Welcome to this week’s edition of our Friday Quality Linkage column. Please enjoy this week’s collection of interesting and entertaining links. Brew a fresh cup of coffee, find a comfortable place, and relax.
Chances are, you’ve already heard all about this from your fellow nerd friends, but just in case…watch the just-released teaser trailer for Star Wars: The Last Jedi and get hyped for Christmas.
The film’s poster has also been revealed:
Matt Meltzer, writing for Thrillist:
Every state in this country has something — be it a park, a museum, a mountain, hell, an entire freaking city — that’s downright fantastic but just doesn’t get the credit it’s due. Sure, maybe it’s known, loved, and revered by some people in the region (those who, no doubt, will roll their eyes at this list ’cause they’re already in the know) but for the most part, these spots go unnoticed, or worse, play second fiddle to more popular destinations.
Where are these places? We wanted to know. So to find out, we asked the experts — from our knowledgeable local writers and editors, to the state tourism boards and visitors bureaus, to our high school friends who never moved away. (OK, so maybe not all experts.) And while we got a lot of suggestions — from vineyards in Rhode Island to space museums in Mississippi — each of these 50 best fit the bill as the most underrated place in its US state.
It would’ve been nice if they’d made a list of links for the states so you could navigate to any one of them directly, but otherwise this is a page worth bookmarking if you travel around the US a lot (or are planning to at some point).
By their very nature, the assets that populate the commons are largely inherited from the past, and that means they bring with them with the baggage of previous decisions (and the mind sets of past decision-makers). When the guesses made decades ago are still a good match for today’s needs, the benefits are shared. But what seemed like a good idea in a previous era does not always line up with today’s needs.

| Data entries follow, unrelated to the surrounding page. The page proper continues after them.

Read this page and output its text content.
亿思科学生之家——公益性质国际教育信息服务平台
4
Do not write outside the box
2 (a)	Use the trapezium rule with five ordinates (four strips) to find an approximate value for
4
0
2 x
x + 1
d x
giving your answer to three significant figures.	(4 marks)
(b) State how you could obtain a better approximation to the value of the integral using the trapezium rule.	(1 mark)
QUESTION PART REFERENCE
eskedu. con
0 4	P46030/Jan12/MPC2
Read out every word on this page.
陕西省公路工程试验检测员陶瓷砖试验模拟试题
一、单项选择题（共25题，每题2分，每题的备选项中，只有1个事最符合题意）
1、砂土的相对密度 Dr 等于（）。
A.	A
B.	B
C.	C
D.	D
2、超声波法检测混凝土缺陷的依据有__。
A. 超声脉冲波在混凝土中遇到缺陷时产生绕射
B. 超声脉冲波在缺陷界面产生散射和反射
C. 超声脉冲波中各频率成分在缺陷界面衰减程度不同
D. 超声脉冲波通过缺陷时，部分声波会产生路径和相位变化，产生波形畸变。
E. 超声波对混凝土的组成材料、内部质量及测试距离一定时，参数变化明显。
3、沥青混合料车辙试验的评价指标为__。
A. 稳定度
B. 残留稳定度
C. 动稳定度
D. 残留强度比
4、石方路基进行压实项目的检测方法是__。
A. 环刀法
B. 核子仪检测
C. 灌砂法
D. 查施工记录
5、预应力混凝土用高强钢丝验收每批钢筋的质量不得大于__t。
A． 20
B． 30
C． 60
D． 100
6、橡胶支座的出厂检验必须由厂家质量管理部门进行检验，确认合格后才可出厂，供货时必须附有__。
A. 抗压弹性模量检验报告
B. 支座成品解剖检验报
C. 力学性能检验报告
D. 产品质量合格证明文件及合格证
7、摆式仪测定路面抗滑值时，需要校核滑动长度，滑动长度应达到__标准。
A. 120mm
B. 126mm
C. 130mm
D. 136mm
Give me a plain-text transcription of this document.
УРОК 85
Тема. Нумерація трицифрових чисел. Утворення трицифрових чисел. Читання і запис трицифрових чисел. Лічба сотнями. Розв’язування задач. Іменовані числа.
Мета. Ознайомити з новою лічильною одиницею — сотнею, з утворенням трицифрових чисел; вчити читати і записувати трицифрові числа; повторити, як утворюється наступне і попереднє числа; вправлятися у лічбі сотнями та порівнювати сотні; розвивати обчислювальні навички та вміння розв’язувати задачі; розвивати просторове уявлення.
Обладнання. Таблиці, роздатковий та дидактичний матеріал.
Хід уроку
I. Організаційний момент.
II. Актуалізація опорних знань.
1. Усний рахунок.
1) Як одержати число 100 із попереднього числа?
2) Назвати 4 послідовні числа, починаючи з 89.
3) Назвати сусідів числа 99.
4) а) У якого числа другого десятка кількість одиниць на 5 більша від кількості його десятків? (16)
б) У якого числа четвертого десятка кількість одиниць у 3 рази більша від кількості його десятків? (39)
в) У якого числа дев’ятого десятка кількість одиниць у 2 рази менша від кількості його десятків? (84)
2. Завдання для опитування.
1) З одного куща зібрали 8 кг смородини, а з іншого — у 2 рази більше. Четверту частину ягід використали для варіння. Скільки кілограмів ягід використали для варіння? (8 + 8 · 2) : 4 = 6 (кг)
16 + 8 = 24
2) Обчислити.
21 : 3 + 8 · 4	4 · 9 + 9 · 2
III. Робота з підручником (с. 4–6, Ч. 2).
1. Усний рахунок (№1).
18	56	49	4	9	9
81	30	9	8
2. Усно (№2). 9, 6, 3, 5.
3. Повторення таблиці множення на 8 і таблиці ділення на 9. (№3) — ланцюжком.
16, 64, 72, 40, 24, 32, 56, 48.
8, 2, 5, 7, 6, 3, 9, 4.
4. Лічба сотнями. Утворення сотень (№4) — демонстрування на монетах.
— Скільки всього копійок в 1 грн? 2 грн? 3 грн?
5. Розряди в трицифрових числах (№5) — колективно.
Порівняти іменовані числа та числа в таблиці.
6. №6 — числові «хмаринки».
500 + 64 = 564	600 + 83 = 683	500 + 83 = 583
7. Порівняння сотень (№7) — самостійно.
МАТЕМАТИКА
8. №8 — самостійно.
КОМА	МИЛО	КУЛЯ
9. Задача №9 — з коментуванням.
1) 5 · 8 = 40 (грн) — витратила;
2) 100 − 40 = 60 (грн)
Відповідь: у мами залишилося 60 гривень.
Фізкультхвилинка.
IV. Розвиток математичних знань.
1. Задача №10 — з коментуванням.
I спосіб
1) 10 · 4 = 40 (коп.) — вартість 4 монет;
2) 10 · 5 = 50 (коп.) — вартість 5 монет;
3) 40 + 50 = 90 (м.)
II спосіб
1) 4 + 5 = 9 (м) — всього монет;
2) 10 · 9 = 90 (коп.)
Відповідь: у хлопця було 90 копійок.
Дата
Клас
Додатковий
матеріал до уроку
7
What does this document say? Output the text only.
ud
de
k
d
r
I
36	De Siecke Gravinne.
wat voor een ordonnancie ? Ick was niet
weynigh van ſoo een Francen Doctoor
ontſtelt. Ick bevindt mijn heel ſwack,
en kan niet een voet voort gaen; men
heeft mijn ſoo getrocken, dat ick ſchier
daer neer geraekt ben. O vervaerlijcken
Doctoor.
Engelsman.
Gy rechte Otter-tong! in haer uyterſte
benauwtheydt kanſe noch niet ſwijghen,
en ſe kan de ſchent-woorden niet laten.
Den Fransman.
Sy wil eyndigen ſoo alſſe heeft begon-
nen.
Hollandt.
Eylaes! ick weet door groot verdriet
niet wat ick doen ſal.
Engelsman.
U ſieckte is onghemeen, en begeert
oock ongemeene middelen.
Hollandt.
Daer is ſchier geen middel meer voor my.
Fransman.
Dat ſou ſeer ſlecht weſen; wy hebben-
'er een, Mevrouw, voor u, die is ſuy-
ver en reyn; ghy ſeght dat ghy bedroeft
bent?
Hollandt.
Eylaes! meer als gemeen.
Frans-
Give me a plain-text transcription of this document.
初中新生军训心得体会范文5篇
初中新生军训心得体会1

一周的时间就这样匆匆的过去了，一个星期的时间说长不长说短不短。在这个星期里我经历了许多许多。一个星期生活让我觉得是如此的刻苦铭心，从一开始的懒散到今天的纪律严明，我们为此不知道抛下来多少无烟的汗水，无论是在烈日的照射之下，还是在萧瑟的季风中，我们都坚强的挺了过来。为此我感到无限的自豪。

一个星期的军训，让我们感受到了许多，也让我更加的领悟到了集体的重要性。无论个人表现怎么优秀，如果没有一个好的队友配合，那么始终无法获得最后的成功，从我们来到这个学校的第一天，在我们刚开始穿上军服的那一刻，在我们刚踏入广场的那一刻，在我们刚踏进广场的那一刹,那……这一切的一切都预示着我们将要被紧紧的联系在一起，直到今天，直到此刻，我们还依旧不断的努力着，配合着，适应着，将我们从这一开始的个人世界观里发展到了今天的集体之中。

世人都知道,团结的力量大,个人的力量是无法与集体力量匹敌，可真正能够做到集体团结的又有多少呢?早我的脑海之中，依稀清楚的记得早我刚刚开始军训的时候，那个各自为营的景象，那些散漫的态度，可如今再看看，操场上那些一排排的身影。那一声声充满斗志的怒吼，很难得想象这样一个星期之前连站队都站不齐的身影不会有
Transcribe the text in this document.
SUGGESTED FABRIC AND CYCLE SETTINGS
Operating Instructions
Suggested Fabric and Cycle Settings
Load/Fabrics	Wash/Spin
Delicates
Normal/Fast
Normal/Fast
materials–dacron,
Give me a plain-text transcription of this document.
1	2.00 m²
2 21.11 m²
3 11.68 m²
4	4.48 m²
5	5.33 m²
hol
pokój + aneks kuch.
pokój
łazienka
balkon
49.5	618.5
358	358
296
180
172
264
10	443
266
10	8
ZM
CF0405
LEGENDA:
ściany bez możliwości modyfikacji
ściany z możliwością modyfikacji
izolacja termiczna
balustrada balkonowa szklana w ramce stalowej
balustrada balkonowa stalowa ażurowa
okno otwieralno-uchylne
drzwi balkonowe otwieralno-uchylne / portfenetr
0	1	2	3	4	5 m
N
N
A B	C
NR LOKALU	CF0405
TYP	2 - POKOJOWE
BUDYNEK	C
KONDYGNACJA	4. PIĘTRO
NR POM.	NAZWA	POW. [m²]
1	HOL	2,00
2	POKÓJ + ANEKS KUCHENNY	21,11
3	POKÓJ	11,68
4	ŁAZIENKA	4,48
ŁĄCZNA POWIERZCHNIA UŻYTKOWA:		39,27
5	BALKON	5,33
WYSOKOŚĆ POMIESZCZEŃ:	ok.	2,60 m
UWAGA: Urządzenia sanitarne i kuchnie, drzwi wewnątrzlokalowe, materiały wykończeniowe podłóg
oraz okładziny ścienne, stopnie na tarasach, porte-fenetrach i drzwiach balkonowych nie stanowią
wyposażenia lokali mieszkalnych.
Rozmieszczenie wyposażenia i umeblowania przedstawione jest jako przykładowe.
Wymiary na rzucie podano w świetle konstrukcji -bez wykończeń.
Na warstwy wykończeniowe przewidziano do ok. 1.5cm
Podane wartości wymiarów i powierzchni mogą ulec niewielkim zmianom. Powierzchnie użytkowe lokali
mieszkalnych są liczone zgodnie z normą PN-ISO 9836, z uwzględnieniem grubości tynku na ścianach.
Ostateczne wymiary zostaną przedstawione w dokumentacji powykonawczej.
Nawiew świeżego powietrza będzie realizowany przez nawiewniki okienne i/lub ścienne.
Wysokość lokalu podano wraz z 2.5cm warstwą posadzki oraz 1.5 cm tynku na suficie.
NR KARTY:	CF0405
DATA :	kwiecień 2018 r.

Cities and their contents are conversations that do not end. When thinking about what our civic assets should be and how they support our needs and desires as a community, there is no ‘right answer’ that will be stable and consistent for the rest of time.
(The bit in the piece about Apple literally building their new campus as a “walled garden” was something I hadn’t thought about until now.)
Dash Marshall also made a short film imagining one possible future for Philadelphia in particular:
Nathaniel Scharping of Discover Magazine writes about the fascinating link between language and cognition:
Most linguists today agree that having a word for something alters our perception of it in some way. This is a version of the “Sapir-Whorf hypothesis”, [which] holds that without a word for something our minds are essentially stymied — we cannot even think about an unnamed concept.
Try a few more untranslatable words on for size: iktsuarpok, an Inuit word for the feeling of anticipation we feel while looking out the window waiting for someone to arrive; tartle, a Scottish word that describes hesitation when introducing someone because you’ve forgotten their name; or mokita, a word from the Kivila language of Papua New Guinea, describing a truth we all know but refuse to talk about.
Photographer Albert Dros explains the research and process that allowed him to capture some spectacular photos like the ones above:
- The right date for the Milky Way to rise next to the Fuego volcano, as seen from the Acatenango volcano. This would be around the end of March.
- A clear night with no clouds.
- Close to new moon for good visibility of the stars.
- Most importantly: luck. Specifically, I needed to get a good eruption at the right time. I say right time because I figured it would be extremely difficult to get both the stars and the lava properly exposed in one exposure because of the huge contrast difference. To get the perfect shot, I would have to shoot during late blue hour at sunset or early blue hour at sunrise.
Jessica Stewart of My Modern Met shares the history of the beautiful Studley Tool Chest, a woodworking masterpiece created by piano maker Henry O. Studley around the turn of the last century:
Designed to hold his own tools, as well as a collection of 19th-century hand tools, Studley worked diligently to craft an ingenious system that would pack everything into the relatively small space. Flip up trays, hidden compartments, and multiple layers conceal everything perfectly, like a well put together jig-saw puzzle. Each tool has its proper space, even clicking when pushed into place.